OpenAI's own confidential IPO filing landed roughly a week after Anthropic's, with reports suggesting a public debut could come as early as September and a valuation approaching $1 trillion. That number would make OpenAI's stock market debut one of the largest in tech history, on par with the biggest hyperscaler listings ever seen.

But OpenAI's path to the public markets isn't as clean as Anthropic's. The company is also facing a multistate Attorneys General investigation requesting documents on user interactions, advertising practices, data usage, and protections for minors. Florida has gone further, becoming the first U.S. state to sue OpenAI and CEO Sam Altman directly, alleging the company brought ChatGPT to market despite knowing it could cause harm — including claims that it contributed to suicides and violent incidents.

Public market investors tend to price in legal and regulatory risk well before a deal closes, so expect IPO roadshow materials and S-1 disclosures to address this head-on when they become public.

Regulatory Heat Is Rising on Both Sides

It isn't just OpenAI under scrutiny. The U.S. Commerce Department recently sent a letter to Anthropic CEO Dario Amodei placing two of the company's most advanced models — internally known as Fable 5 and Mythos 5 — under export controls. That's a notable escalation: export restrictions on frontier models could complicate Anthropic's international expansion plans right as it prepares to court global investors.

Taken together, both IPOs are happening against a backdrop of intensifying government attention on how frontier AI companies operate, market their products, and protect users. That's worth watching whether or not you ever buy AI stock — it's a preview of the compliance and disclosure standards that will likely trickle down to every company building AI products, including no-code and automation shops.

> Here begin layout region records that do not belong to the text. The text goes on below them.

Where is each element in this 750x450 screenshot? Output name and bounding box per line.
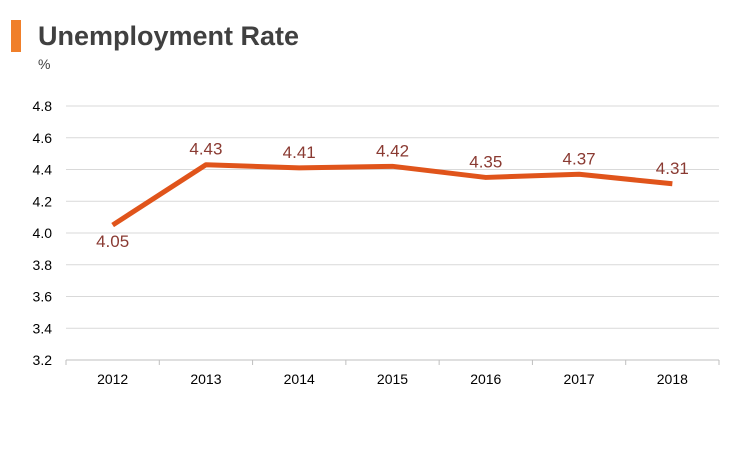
x-tick-label: 2017 <box>563 371 594 387</box>
data-label: 4.42 <box>376 141 409 160</box>
x-axis-ticks: 2012 2013 2014 2015 2016 2017 2018 <box>65 360 720 387</box>
y-tick-label: 4.2 <box>33 193 53 209</box>
series-line <box>111 162 673 228</box>
y-tick-label: 3.6 <box>33 289 53 305</box>
x-tick-label: 2015 <box>377 371 408 387</box>
x-tick-label: 2013 <box>190 371 221 387</box>
gridlines <box>66 105 719 361</box>
data-label: 4.37 <box>563 149 596 168</box>
x-tick-label: 2016 <box>470 371 501 387</box>
y-axis-unit-label: % <box>38 56 51 72</box>
data-label: 4.31 <box>656 159 689 178</box>
y-tick-label: 3.8 <box>33 257 53 273</box>
chart-title: Unemployment Rate <box>38 21 300 51</box>
data-label: 4.43 <box>189 140 222 159</box>
y-tick-label: 4.8 <box>33 98 53 114</box>
series-lines <box>111 162 673 228</box>
x-tick-label: 2012 <box>97 371 128 387</box>
y-tick-label: 3.2 <box>33 352 53 368</box>
x-tick-label: 2014 <box>284 371 315 387</box>
title-accent-bar <box>11 20 21 52</box>
x-tick-label: 2018 <box>657 371 688 387</box>
data-label: 4.35 <box>469 152 502 171</box>
y-tick-label: 4.4 <box>33 162 53 178</box>
data-labels: 4.05 4.43 4.41 4.42 4.35 4.37 4.31 <box>96 140 689 251</box>
data-label: 4.05 <box>96 232 129 251</box>
y-tick-label: 3.4 <box>33 320 53 336</box>
y-tick-label: 4.0 <box>33 225 53 241</box>
y-tick-label: 4.6 <box>33 130 53 146</box>
y-axis-ticks: 3.2 3.4 3.6 3.8 4.0 4.2 4.4 4.6 4.8 <box>33 98 53 368</box>
data-label: 4.41 <box>283 143 316 162</box>
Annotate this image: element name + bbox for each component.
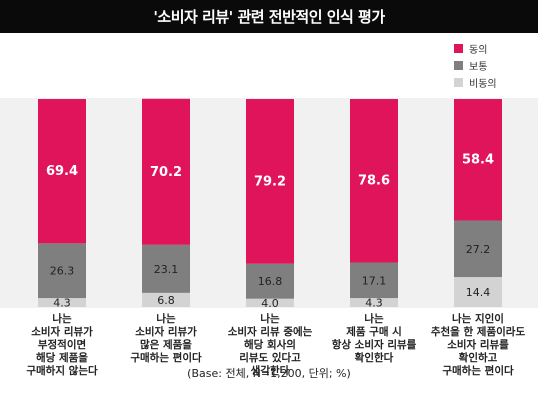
bar-segment-5-agree xyxy=(454,99,502,221)
data-label-4-agree: 78.6 xyxy=(358,174,390,189)
bar-segment-1-agree xyxy=(38,99,86,244)
legend-label: 동의 xyxy=(469,44,488,56)
data-label-5-disagree: 14.4 xyxy=(466,286,491,299)
bar-segment-3-disagree xyxy=(246,298,294,307)
data-label-3-disagree: 4.0 xyxy=(261,297,279,310)
legend-item-2: 보통 xyxy=(454,57,497,73)
category-label-4: 나는 제품 구매 시 항상 소비자 리뷰를 확인한다 xyxy=(331,313,417,364)
bar-segment-4-agree xyxy=(350,99,398,263)
category-label-1: 나는 소비자 리뷰가 부정적이면 해당 제품을 구매하지 않는다 xyxy=(26,313,98,377)
legend-swatch xyxy=(454,60,463,70)
data-label-1-agree: 69.4 xyxy=(46,164,78,179)
legend-swatch xyxy=(454,43,463,53)
bar-segment-5-neutral xyxy=(454,220,502,278)
bar-segment-3-neutral xyxy=(246,263,294,299)
data-label-2-disagree: 6.8 xyxy=(157,294,175,307)
category-label-5: 나는 지인이 추천을 한 제품이라도 소비자 리뷰를 확인하고 구매하는 편이다 xyxy=(430,313,526,377)
data-label-1-neutral: 26.3 xyxy=(50,265,75,278)
bar-segment-5-disagree xyxy=(454,277,502,307)
data-label-4-neutral: 17.1 xyxy=(362,274,387,287)
bar-segment-4-disagree xyxy=(350,298,398,307)
bar-segment-2-agree xyxy=(142,98,190,245)
data-label-5-agree: 58.4 xyxy=(462,153,494,168)
data-label-5-neutral: 27.2 xyxy=(466,243,491,256)
data-label-3-neutral: 16.8 xyxy=(258,275,283,288)
chart-title: '소비자 리뷰' 관련 전반적인 인식 평가 xyxy=(0,0,538,33)
bar-segment-3-agree xyxy=(246,99,294,264)
legend-item-3: 비동의 xyxy=(454,74,497,90)
bar-segment-1-neutral xyxy=(38,243,86,299)
data-label-3-agree: 79.2 xyxy=(254,174,286,189)
bar-segment-1-disagree xyxy=(38,298,86,307)
legend-item-1: 동의 xyxy=(454,40,497,56)
data-label-2-neutral: 23.1 xyxy=(154,263,179,276)
legend-label: 비동의 xyxy=(469,78,497,90)
legend-label: 보통 xyxy=(469,61,488,73)
data-label-1-disagree: 4.3 xyxy=(53,297,71,310)
data-label-4-disagree: 4.3 xyxy=(365,297,383,310)
legend-swatch xyxy=(454,77,463,87)
category-label-2: 나는 소비자 리뷰가 많은 제품을 구매하는 편이다 xyxy=(130,313,202,364)
data-label-2-agree: 70.2 xyxy=(150,165,182,180)
category-label-3: 나는 소비자 리뷰 중에는 해당 회사의 리뷰도 있다고 생각한다 xyxy=(227,313,313,377)
bar-segment-2-neutral xyxy=(142,244,190,293)
bar-segment-4-neutral xyxy=(350,262,398,299)
footnote: (Base: 전체, N=1,200, 단위; %) xyxy=(187,367,351,380)
bar-segment-2-disagree xyxy=(142,292,190,307)
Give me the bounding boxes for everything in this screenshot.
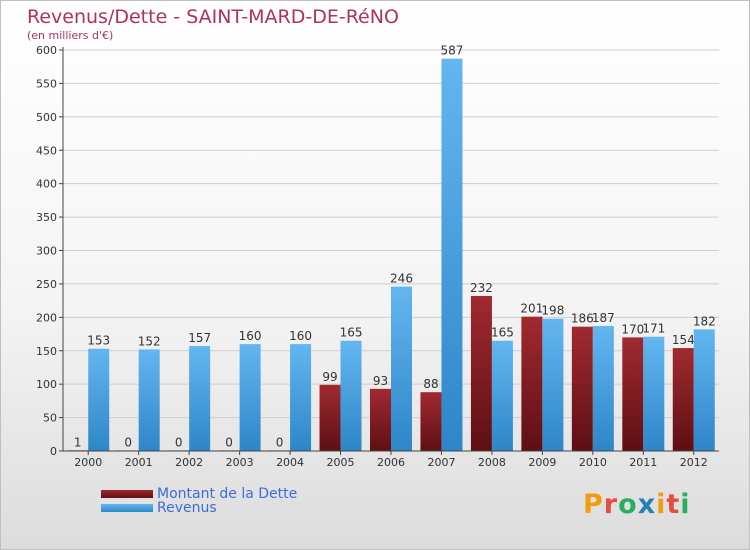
bar-revenus — [491, 340, 513, 451]
data-label-revenus: 165 — [340, 326, 363, 340]
bar-dette — [370, 388, 391, 451]
y-tick-label: 100 — [36, 378, 57, 391]
x-tick-label: 2006 — [377, 456, 405, 469]
data-label-revenus: 171 — [642, 322, 665, 336]
data-label-dette: 201 — [520, 302, 543, 316]
data-label-revenus: 198 — [541, 304, 564, 318]
bar-revenus — [592, 326, 614, 451]
y-tick-label: 150 — [36, 345, 57, 358]
x-tick-label: 2009 — [528, 456, 556, 469]
bar-revenus — [693, 329, 715, 451]
y-tick-label: 600 — [36, 44, 57, 57]
bar-dette — [622, 337, 644, 451]
x-tick-label: 2012 — [680, 456, 708, 469]
data-label-dette: 154 — [672, 333, 695, 347]
bar-revenus — [189, 346, 211, 451]
y-tick-label: 250 — [36, 278, 57, 291]
y-tick-label: 400 — [36, 178, 57, 191]
bar-dette — [319, 384, 341, 451]
x-tick-label: 2003 — [226, 456, 254, 469]
data-label-dette: 186 — [571, 312, 594, 326]
proxiti-logo: Proxiti — [583, 489, 691, 520]
bar-revenus — [391, 286, 412, 451]
data-label-revenus: 160 — [239, 329, 262, 343]
data-label-dette: 0 — [276, 435, 284, 449]
data-label-revenus: 157 — [188, 331, 211, 345]
y-tick-label: 450 — [36, 144, 57, 157]
bar-revenus — [340, 340, 362, 451]
bar-revenus — [88, 348, 110, 451]
bar-revenus — [290, 344, 312, 451]
logo-letter: P — [583, 489, 604, 520]
logo-letter: i — [656, 489, 667, 520]
x-tick-label: 2004 — [276, 456, 304, 469]
y-tick-label: 200 — [36, 311, 57, 324]
data-label-revenus: 187 — [592, 311, 615, 325]
bar-revenus — [441, 58, 463, 452]
data-label-dette: 99 — [322, 370, 337, 384]
bar-dette — [521, 316, 543, 451]
legend-label-dette: Montant de la Dette — [157, 486, 298, 502]
data-label-revenus: 160 — [289, 329, 312, 343]
x-tick-label: 2001 — [125, 456, 153, 469]
y-tick-label: 50 — [43, 412, 57, 425]
bar-revenus — [542, 318, 564, 451]
x-tick-label: 2008 — [478, 456, 506, 469]
data-label-revenus: 165 — [491, 326, 514, 340]
logo-letter: o — [618, 489, 638, 520]
chart-subtitle: (en milliers d'€) — [27, 29, 114, 42]
legend-swatch-revenus — [101, 504, 153, 512]
data-label-dette: 0 — [175, 435, 183, 449]
data-label-dette: 0 — [124, 435, 132, 449]
bar-dette — [470, 295, 492, 451]
bar-revenus — [643, 336, 665, 451]
bar-dette — [420, 392, 442, 451]
bar-dette — [672, 348, 694, 451]
bars: 1 153 0 152 0 157 0 160 0 160 99 165 93 246 88 587 232 16… — [67, 44, 716, 452]
x-tick-label: 2000 — [74, 456, 102, 469]
legend: Montant de la Dette Revenus — [101, 486, 298, 516]
data-label-dette: 0 — [225, 435, 233, 449]
x-tick-label: 2007 — [427, 456, 455, 469]
bar-revenus — [239, 344, 261, 451]
data-label-dette: 1 — [74, 435, 82, 449]
y-tick-label: 550 — [36, 77, 57, 90]
bar-revenus — [138, 349, 160, 451]
x-axis: 2000 2001 2002 2003 2004 2005 2006 2007 2008 2009… — [63, 450, 719, 469]
y-tick-label: 300 — [36, 245, 57, 258]
logo-letter: x — [637, 489, 657, 520]
legend-item-dette: Montant de la Dette — [101, 486, 298, 502]
data-label-dette: 88 — [423, 377, 438, 391]
data-label-revenus: 182 — [693, 314, 716, 328]
x-tick-label: 2010 — [579, 456, 607, 469]
data-label-dette: 170 — [621, 322, 644, 336]
x-tick-label: 2011 — [629, 456, 657, 469]
logo-letter: i — [680, 489, 691, 520]
logo-letter: t — [666, 489, 681, 520]
chart-title: Revenus/Dette - SAINT-MARD-DE-RéNO — [27, 6, 399, 28]
legend-item-revenus: Revenus — [101, 500, 297, 516]
bar-dette — [571, 326, 593, 451]
data-label-revenus: 153 — [87, 334, 110, 348]
x-tick-label: 2005 — [327, 456, 355, 469]
data-label-revenus: 587 — [441, 44, 464, 58]
x-tick-label: 2002 — [175, 456, 203, 469]
data-label-revenus: 152 — [138, 334, 161, 348]
data-label-revenus: 246 — [390, 272, 413, 286]
data-label-dette: 232 — [470, 281, 493, 295]
legend-label-revenus: Revenus — [157, 500, 217, 516]
legend-swatch-dette — [101, 490, 153, 498]
data-label-dette: 93 — [373, 374, 388, 388]
y-tick-label: 0 — [50, 445, 57, 458]
logo-letter: r — [603, 489, 619, 520]
y-tick-label: 500 — [36, 111, 57, 124]
y-axis: 0 50 100 150 200 250 300 350 400 450 500 550 600 — [36, 44, 64, 458]
y-tick-label: 350 — [36, 211, 57, 224]
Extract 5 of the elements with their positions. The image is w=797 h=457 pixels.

Why This Matters If You Build on These Platforms

If your business runs workflows on Claude, GPT models, or both, the IPO race has a few practical implications:

  • Pricing stability. A profitable Anthropic and a well-capitalized, soon-to-be-public OpenAI are both incentivized to keep enterprise customers happy rather than chase short-term margin. That's generally good news for anyone with production workloads on either API.
  • Faster release cadence. Going public usually comes with pressure to show continued growth. Expect both labs to keep shipping new models at a rapid pace — this month alone has brought Grok 4.3 reaching general availability on AWS Bedrock, Google's Gemini 3.5 Pro nearing GA, and early signs of GPT-5.6 surfacing in developer logs.
  • More disclosure, more scrutiny. Public filings will force a level of transparency around revenue, usage, and risk factors that today's AI labs rarely share. That data will be valuable for anyone trying to forecast where the AI tooling market is headed.
  • Competitive pressure on smaller vendors. A flush-with-cash OpenAI and Anthropic, backed by public market capital, will be able to undercut pricing or out-spend smaller AI infrastructure startups — something to factor in before committing to a niche AI vendor for critical workflows.

Key Takeaways

  • Anthropic and OpenAI have both filed confidentially for IPOs in 2026, a first for the two leading frontier AI labs.
  • Anthropic claims its first operating profit and roughly $10.9B in quarterly revenue; OpenAI is targeting a valuation near $1 trillion with a possible September debut.
  • OpenAI faces a multistate AG investigation and a first-of-its-kind state lawsuit from Florida over alleged user harm.
  • Anthropic's most advanced models are now subject to U.S. export controls, adding friction to its international growth story.
  • For builders and agencies, the immediate takeaway is more pricing stability and faster model releases — paired with rising regulatory scrutiny that will eventually shape how every AI product is built and marketed.

The race to go public is as much a signal of AI's maturation as any model release. Whether you're building automations, AI agents, or full products on top of these platforms, the next few months of IPO disclosures will tell you more about the real economics of the AI industry than any benchmark leaderboard.